Wesley Clark, who after his time in Panama became the first American general
to lead troops into combat in defense of a majority-Muslim population against
non-Muslim oppressors (in Kosovo), has characterized the current war in Afghanistan
and elsewhere as a 'battle for Islam.' To Clark, the war will decide whether
the Muslim world will rally around those, like Osama bin Laden, who consider
Muhammad's teachings hostile to all other religions and civilizations; or around
those who espouse an Islam in which believers to live in peace with their non-Muslim
neighbors and leave the penalties for religious errors to God.
It's a point well taken, but when we think about it, it's not only applicable
to Islam. There are a number of religious fanaticisms out there threatening
world peace and the security of the United States, this war is feeding them
all, and a bin Laden victory would also be a big win for other dangerous actors
who profess opposition to the Al Qaeda network.
Should catastrophic terrorism by people espousing heretical strains of Islam
be so difficult for people in the mostly Christian United States to understand?
It shouldn't be. After all, the September 11 attacks surpassed all precedents
for such violence only a few months after the execution of the principal perpetrator
of the previous most deadly act, the Oklahoma City bombing.
Didn't Timothy McVeigh advocate a weird heretical version of Christianity,
one that advocates a "racial holy war" against the "Zionist Occupation
Government" supposedly in charge of the United States? McVeigh was but
a somewhat less organized western mirror image of Osama bin Laden, and, rather
than an isolated case, the heir to a tradition that has long been with us. The
Ku Klux Klan, the Christian Identity movement and most of the "patriotic"
militia groups are of the same ideological species as McVeigh, and the same
genus as bin Laden.
Those Americans who are brutalizing or threatening their Arab or Muslim neighbors,
who are calling for government action against all foreigners, and who are taking
the present crisis as an opportunity to mark all those who disagree with them
as traitors, really want to remake the United States into a mirror image of
Taliban society. They share Al Qaeda's preference for totalitarianism. The only
difference is that they would impose it in the name of a different nation and
race, by perverting a different set of holy scriptures.
America's home grown fanatics present the government with a tactical problem
that's similar to the one faced on the international scene. If the circles in
which McVeigh ran threaten the personal freedoms of many Americans and the security
of the US government, at this time those threats are minor compared to the one
presented by Al Qaeda. The FBI needs to be concentrating its resources on behalf
of the current war effort. Similarly, in foreign policy the Bush administration
must of necessity concentrate its focus on that of the Al Qaeda network and
its Taliban hosts. To do otherwise would be a political and diplomatic blunder,
and would dissipate resources at a time when we are confronted by hardened enemies
who will not be easily vanquished.
But still, we should understand, for example, that you will find the Hindu
analogues of bin Laden and McVeigh in fanatics who are part of the nationalist
coalition that rules India. We don't need to be picking a fight with India,
but we should recognize that its government includes those responsible for the
destruction of the mosque at Ayodhya, the spiritual heirs of Gandhi's assassin.

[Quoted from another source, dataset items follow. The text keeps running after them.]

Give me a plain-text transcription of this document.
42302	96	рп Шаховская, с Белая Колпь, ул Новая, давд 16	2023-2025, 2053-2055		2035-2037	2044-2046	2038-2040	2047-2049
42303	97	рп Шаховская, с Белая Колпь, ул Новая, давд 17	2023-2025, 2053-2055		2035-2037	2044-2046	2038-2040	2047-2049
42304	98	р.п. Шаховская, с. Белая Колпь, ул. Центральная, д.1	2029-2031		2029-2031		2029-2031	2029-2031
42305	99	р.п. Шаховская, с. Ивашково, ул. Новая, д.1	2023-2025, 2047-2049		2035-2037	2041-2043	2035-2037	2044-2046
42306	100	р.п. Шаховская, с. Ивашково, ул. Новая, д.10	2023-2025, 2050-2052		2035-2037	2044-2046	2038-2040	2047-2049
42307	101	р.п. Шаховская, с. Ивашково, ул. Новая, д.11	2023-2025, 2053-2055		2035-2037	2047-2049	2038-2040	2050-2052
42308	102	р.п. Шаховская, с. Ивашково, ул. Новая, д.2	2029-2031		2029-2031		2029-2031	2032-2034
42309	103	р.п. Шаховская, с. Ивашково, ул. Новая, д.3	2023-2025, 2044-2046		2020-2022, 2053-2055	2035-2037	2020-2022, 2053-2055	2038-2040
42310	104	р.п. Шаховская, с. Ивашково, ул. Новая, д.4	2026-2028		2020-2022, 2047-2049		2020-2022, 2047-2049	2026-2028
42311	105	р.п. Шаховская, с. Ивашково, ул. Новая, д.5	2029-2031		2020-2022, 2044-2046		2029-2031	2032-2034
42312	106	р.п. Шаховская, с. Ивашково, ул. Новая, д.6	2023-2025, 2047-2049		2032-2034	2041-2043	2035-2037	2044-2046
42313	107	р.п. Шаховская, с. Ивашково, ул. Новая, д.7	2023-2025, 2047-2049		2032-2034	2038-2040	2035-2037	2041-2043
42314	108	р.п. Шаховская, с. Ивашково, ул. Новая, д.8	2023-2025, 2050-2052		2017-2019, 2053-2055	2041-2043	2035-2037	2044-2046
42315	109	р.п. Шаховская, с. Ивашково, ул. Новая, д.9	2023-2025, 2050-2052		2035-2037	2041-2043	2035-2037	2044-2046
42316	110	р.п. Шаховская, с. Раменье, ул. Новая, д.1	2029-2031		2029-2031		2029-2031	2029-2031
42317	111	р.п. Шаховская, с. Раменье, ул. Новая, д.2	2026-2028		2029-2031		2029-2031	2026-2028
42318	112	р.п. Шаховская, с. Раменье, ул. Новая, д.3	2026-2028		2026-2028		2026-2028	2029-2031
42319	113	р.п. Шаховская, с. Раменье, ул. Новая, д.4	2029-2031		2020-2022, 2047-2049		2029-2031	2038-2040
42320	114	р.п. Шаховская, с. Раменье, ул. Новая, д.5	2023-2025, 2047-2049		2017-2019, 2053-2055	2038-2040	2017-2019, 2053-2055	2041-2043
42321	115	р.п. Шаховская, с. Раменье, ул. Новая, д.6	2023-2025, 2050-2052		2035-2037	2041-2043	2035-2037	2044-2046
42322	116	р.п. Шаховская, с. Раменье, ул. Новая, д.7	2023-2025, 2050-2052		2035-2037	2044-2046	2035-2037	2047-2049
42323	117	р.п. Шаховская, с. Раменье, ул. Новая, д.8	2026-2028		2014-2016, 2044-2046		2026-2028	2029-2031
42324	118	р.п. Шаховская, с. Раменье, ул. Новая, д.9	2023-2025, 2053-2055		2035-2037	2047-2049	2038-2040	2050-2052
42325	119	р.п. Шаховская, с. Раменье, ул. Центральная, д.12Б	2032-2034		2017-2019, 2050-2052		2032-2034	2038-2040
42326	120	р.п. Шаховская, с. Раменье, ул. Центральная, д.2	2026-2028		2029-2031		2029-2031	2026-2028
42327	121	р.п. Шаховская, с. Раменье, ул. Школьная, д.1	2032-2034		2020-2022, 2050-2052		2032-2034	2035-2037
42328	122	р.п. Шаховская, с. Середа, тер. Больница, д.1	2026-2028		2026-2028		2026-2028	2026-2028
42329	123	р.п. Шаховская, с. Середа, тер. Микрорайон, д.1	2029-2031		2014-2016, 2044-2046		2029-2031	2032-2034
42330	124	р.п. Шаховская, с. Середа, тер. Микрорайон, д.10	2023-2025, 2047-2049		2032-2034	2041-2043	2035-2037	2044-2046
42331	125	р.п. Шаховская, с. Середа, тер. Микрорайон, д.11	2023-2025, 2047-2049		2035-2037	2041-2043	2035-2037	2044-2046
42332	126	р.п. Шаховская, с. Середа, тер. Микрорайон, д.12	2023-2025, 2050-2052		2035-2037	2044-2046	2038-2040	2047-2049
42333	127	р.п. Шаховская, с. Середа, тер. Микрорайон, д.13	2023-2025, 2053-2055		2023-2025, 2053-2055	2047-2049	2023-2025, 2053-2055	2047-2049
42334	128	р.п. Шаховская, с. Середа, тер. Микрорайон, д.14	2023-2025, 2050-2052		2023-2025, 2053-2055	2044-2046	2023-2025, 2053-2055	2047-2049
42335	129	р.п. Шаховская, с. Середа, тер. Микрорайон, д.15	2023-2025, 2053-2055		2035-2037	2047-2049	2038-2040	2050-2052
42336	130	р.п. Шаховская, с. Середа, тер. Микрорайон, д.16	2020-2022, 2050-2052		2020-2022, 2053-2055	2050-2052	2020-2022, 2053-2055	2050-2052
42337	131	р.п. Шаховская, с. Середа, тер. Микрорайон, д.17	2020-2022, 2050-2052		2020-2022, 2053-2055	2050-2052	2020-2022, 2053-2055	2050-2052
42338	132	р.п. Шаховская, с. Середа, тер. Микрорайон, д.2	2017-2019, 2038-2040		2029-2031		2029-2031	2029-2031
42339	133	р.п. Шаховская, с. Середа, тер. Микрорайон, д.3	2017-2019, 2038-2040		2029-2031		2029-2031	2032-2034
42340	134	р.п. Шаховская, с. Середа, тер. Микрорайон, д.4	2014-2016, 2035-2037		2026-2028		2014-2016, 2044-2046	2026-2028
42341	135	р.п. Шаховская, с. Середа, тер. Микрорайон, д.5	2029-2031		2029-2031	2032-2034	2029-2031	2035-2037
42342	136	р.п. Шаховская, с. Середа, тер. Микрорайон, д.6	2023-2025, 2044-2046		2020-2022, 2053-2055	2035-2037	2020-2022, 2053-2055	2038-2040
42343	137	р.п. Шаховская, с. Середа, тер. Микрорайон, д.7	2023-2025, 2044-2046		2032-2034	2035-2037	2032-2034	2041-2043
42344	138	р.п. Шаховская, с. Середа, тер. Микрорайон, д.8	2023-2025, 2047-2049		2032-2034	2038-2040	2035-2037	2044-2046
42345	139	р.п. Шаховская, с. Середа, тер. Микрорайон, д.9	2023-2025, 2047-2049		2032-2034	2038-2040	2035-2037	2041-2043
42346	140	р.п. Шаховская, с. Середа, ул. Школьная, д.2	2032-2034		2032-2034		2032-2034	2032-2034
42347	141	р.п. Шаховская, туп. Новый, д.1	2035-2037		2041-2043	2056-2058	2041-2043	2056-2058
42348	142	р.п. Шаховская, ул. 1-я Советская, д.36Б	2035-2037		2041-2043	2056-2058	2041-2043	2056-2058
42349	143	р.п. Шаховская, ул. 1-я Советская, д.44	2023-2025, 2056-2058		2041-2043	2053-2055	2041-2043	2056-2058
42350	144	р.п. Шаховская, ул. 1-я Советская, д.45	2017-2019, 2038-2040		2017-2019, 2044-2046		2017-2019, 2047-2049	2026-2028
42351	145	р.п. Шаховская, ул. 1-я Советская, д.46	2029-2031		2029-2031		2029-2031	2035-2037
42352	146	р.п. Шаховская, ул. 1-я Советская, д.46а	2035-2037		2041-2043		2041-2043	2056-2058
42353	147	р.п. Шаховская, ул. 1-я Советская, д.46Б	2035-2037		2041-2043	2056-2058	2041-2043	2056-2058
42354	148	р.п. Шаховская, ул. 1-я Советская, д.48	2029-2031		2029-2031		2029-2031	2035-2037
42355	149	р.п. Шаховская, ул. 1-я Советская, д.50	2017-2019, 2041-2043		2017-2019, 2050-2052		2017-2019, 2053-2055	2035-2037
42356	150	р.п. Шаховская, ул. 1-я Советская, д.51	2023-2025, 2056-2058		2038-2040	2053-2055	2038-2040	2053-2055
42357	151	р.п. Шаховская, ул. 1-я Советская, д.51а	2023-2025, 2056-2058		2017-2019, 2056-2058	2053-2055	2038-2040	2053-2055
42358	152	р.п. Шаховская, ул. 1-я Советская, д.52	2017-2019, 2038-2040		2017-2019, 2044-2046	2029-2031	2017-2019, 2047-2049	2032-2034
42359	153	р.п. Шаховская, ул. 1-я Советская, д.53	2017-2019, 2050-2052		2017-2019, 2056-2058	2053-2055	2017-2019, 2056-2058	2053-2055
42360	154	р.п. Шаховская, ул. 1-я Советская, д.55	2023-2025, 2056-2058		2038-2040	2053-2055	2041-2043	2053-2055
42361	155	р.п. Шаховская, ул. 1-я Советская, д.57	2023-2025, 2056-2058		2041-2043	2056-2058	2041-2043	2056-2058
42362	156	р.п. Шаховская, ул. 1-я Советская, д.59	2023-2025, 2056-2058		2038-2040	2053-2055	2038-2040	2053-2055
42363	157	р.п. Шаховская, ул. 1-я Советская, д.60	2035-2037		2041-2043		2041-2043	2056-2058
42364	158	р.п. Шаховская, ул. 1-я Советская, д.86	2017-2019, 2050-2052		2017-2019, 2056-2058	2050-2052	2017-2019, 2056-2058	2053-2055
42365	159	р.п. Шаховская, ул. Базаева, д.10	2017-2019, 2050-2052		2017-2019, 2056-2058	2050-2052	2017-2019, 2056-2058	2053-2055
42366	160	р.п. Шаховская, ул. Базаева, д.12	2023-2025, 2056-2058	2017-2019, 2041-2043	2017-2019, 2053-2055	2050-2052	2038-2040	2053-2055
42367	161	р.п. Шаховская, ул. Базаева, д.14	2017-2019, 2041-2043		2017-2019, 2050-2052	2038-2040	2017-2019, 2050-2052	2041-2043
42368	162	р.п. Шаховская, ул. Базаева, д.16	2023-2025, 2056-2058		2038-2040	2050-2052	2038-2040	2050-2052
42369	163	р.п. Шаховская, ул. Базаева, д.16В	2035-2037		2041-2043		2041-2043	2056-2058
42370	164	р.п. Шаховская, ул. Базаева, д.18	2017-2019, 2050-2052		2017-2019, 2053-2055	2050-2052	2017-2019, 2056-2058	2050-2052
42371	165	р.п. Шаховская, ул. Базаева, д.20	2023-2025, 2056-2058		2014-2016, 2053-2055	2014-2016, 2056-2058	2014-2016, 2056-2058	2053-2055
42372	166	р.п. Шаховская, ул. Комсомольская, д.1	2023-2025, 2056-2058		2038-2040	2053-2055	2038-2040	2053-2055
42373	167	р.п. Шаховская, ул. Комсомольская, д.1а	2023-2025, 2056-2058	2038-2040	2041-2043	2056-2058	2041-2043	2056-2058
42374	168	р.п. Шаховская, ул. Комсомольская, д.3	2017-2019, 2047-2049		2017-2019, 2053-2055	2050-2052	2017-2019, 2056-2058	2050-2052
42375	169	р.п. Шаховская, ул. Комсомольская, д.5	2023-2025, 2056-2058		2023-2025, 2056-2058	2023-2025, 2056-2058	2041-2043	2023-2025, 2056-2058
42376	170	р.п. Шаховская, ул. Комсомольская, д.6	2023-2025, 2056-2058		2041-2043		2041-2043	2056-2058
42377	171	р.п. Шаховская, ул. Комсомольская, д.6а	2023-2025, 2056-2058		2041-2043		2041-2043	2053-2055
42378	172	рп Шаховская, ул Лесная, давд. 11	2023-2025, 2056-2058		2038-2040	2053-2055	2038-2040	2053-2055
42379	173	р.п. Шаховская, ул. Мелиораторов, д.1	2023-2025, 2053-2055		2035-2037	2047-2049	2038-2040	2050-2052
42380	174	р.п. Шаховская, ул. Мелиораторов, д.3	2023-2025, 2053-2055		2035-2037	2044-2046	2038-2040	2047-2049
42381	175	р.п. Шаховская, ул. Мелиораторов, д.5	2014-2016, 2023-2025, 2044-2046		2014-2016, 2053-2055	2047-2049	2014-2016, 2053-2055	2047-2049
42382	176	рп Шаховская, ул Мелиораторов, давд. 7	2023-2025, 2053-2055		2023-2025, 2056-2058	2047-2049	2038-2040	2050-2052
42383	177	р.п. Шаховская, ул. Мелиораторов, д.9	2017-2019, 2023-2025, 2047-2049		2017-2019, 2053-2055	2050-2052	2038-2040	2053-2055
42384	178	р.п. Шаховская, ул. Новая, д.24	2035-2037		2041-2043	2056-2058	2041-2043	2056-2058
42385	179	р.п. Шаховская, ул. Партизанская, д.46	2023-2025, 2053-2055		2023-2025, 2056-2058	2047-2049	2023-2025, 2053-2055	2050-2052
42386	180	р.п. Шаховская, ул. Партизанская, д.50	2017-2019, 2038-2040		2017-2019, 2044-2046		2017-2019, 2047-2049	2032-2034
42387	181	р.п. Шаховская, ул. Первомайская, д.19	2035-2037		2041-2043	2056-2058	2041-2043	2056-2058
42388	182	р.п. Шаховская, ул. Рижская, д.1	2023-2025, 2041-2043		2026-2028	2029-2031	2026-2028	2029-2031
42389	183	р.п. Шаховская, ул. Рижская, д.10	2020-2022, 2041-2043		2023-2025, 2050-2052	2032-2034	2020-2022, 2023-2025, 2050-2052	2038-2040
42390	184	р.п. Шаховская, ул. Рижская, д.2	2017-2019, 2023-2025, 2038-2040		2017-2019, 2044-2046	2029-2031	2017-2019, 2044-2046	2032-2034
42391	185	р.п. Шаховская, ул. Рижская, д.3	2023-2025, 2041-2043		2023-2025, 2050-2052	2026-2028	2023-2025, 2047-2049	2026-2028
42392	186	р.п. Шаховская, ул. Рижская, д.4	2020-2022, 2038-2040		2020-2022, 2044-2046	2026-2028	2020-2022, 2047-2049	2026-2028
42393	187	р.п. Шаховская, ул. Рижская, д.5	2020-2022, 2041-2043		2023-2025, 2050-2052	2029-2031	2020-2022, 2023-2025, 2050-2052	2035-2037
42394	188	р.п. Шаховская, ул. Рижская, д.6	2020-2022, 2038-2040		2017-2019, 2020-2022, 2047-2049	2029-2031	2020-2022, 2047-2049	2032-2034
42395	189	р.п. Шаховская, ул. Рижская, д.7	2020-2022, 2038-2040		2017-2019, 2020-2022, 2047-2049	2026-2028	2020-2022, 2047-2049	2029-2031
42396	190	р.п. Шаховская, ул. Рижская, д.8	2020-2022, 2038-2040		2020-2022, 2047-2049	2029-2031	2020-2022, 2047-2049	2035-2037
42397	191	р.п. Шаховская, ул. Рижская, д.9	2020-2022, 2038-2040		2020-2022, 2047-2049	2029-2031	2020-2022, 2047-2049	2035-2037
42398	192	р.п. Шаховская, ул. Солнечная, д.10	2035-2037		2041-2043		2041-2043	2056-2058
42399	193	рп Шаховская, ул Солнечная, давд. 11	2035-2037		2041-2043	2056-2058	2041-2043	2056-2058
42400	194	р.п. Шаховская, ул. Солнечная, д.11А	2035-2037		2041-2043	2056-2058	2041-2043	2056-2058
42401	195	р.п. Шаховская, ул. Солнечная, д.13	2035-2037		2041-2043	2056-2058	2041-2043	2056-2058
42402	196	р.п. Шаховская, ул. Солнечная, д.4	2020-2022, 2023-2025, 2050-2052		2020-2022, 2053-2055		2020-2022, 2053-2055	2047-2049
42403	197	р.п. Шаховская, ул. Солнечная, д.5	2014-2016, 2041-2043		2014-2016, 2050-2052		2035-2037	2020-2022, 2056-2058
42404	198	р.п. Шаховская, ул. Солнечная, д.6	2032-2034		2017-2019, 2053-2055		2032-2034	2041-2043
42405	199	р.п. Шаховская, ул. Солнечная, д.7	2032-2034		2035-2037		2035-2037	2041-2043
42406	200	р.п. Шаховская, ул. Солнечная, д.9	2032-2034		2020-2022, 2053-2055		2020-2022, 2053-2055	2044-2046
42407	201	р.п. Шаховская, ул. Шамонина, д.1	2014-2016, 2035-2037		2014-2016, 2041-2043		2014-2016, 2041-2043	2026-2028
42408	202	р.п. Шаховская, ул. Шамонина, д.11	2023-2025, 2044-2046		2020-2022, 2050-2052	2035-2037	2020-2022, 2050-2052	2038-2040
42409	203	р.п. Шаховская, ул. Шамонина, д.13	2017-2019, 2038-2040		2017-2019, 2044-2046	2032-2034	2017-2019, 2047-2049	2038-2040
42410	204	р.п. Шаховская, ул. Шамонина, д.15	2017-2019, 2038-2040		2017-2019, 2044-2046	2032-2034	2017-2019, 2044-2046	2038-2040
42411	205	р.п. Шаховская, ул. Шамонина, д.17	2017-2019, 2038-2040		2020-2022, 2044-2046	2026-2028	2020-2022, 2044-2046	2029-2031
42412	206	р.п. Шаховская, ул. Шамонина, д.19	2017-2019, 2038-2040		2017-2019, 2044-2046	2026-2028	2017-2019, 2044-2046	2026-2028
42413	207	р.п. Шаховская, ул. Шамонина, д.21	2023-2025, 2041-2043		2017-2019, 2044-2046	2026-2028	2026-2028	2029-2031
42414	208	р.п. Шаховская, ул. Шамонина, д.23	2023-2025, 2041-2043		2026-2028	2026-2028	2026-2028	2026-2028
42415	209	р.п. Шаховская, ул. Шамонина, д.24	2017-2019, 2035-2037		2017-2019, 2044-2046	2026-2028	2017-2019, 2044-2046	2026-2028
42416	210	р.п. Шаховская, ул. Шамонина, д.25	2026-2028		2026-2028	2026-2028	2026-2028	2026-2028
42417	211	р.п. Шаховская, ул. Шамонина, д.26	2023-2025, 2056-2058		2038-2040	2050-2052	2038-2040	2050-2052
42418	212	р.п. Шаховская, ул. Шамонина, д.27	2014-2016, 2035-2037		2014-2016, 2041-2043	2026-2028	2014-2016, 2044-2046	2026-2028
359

For another example, we should recognize Israel's hard-liners for what they
are: another set of totalitarian thugs who hide behind specious religious claims,
just like Osama bin Laden and Timothy McVeigh. It should never be presumed that,
just because anti-Semites and allegedly Islamic fanatics also want to destroy
them, that the forces behind the massacres at Deir Yassin, Sabra and Shatila
and the assassination of Yitzhak Rabin are somehow civilization's friends.
A victory for bin Laden's forces would strengthen the hands of every wannabe
war criminal who would massacre Muslims in the name of Christianity, Hinduism
or Judaism. So in that sense, which probably isn't the way that the general
meant, the war against Al Qaeda really is a war for Islam.